- Born: Barbados
- Citizenship: American
- Occupations: Businessman, Bible teacher and media executive
- Known for: CEO of GOD TV
- Spouse: Lydia Simpson
- Children: 3
- Parent(s): Sir Kyffin Simpson and Lady Roberta Simpson

= Ward Simpson =

Businessman, bible teacher and media executive

Ward Simpson is an American businessman, Bible teacher and media executive. He was appointed president and CEO of GOD TV on 1 October 2016. Originally from Barbados, he has lived in the United States for 20 years.

== Early life ==
Simpson is the son of Barbadian businessman and philanthropist, Sir Kyffin Simpson and his wife, Lady Roberta Simpson. After growing up in Barbados, he became a senior executive with his families business the Simpson Group of companies, managing an international automobile distribution corporation.

== Career ==
During the Brownsville Revival, which started in 1995 with John Kilpatrick and Steve Hill, Simpson attended the Brownsville Revival School of Ministry (BRSM) in Pensacola, Florida and became its executive director. .

Simpson is a member of Church of His Presence led by John Kilpatrick, where he is often a featured speaker.

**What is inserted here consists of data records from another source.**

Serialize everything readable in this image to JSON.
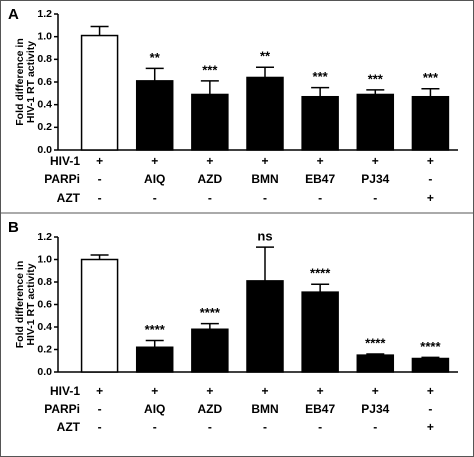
{
  "chart_data": [
    {
      "type": "bar",
      "panel": "A",
      "ylabel": [
        "Fold difference in",
        "HIV-1 RT activity"
      ],
      "categories": [
        null,
        null,
        null,
        null,
        null,
        null,
        null
      ],
      "values": [
        1.01,
        0.61,
        0.49,
        0.64,
        0.47,
        0.49,
        0.47
      ],
      "errors": [
        0.08,
        0.11,
        0.12,
        0.09,
        0.08,
        0.04,
        0.07
      ],
      "significance": [
        null,
        "**",
        "***",
        "**",
        "***",
        "***",
        "***"
      ],
      "colors": [
        "#ffffff",
        "#000000",
        "#000000",
        "#000000",
        "#000000",
        "#000000",
        "#000000"
      ],
      "ylim": [
        0,
        1.2
      ],
      "yticks": [
        {
          "value": 0,
          "label": "0.0"
        },
        0.2,
        0.4,
        0.6,
        0.8,
        {
          "value": 1,
          "label": "1.0"
        },
        1.2
      ],
      "conditions": [
        {
          "name": "HIV-1",
          "cells": [
            "+",
            "+",
            "+",
            "+",
            "+",
            "+",
            "+"
          ]
        },
        {
          "name": "PARPi",
          "cells": [
            "-",
            "AIQ",
            "AZD",
            "BMN",
            "EB47",
            "PJ34",
            "-"
          ]
        },
        {
          "name": "AZT",
          "cells": [
            "-",
            "-",
            "-",
            "-",
            "-",
            "-",
            "+"
          ]
        }
      ]
    },
    {
      "type": "bar",
      "panel": "B",
      "ylabel": [
        "Fold difference in",
        "HIV-1 RT activity"
      ],
      "categories": [
        null,
        null,
        null,
        null,
        null,
        null,
        null
      ],
      "values": [
        1.0,
        0.22,
        0.38,
        0.81,
        0.71,
        0.15,
        0.12
      ],
      "errors": [
        0.04,
        0.06,
        0.05,
        0.3,
        0.07,
        0.01,
        0.01
      ],
      "significance": [
        null,
        "****",
        "****",
        "ns",
        "****",
        "****",
        "****"
      ],
      "colors": [
        "#ffffff",
        "#000000",
        "#000000",
        "#000000",
        "#000000",
        "#000000",
        "#000000"
      ],
      "ylim": [
        0,
        1.2
      ],
      "yticks": [
        {
          "value": 0,
          "label": "0.0"
        },
        0.2,
        0.4,
        0.6,
        0.8,
        {
          "value": 1,
          "label": "1.0"
        },
        1.2
      ],
      "conditions": [
        {
          "name": "HIV-1",
          "cells": [
            "+",
            "+",
            "+",
            "+",
            "+",
            "+",
            "+"
          ]
        },
        {
          "name": "PARPi",
          "cells": [
            "-",
            "AIQ",
            "AZD",
            "BMN",
            "EB47",
            "PJ34",
            "-"
          ]
        },
        {
          "name": "AZT",
          "cells": [
            "-",
            "-",
            "-",
            "-",
            "-",
            "-",
            "+"
          ]
        }
      ]
    }
  ]
}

He joined GOD TV in October 2015 as global operations manager and now serves as the network's president and chief executive officer. The announcement was made by GOD TV founder Wendy Alec in a live broadcast marking the network's 21st Birthday. Simpson hosts 'Today With Ward' on GOD TV.

== Personal life ==
Simpson is married to Lydia and they have three children, Rafael, Netanya and Nathan.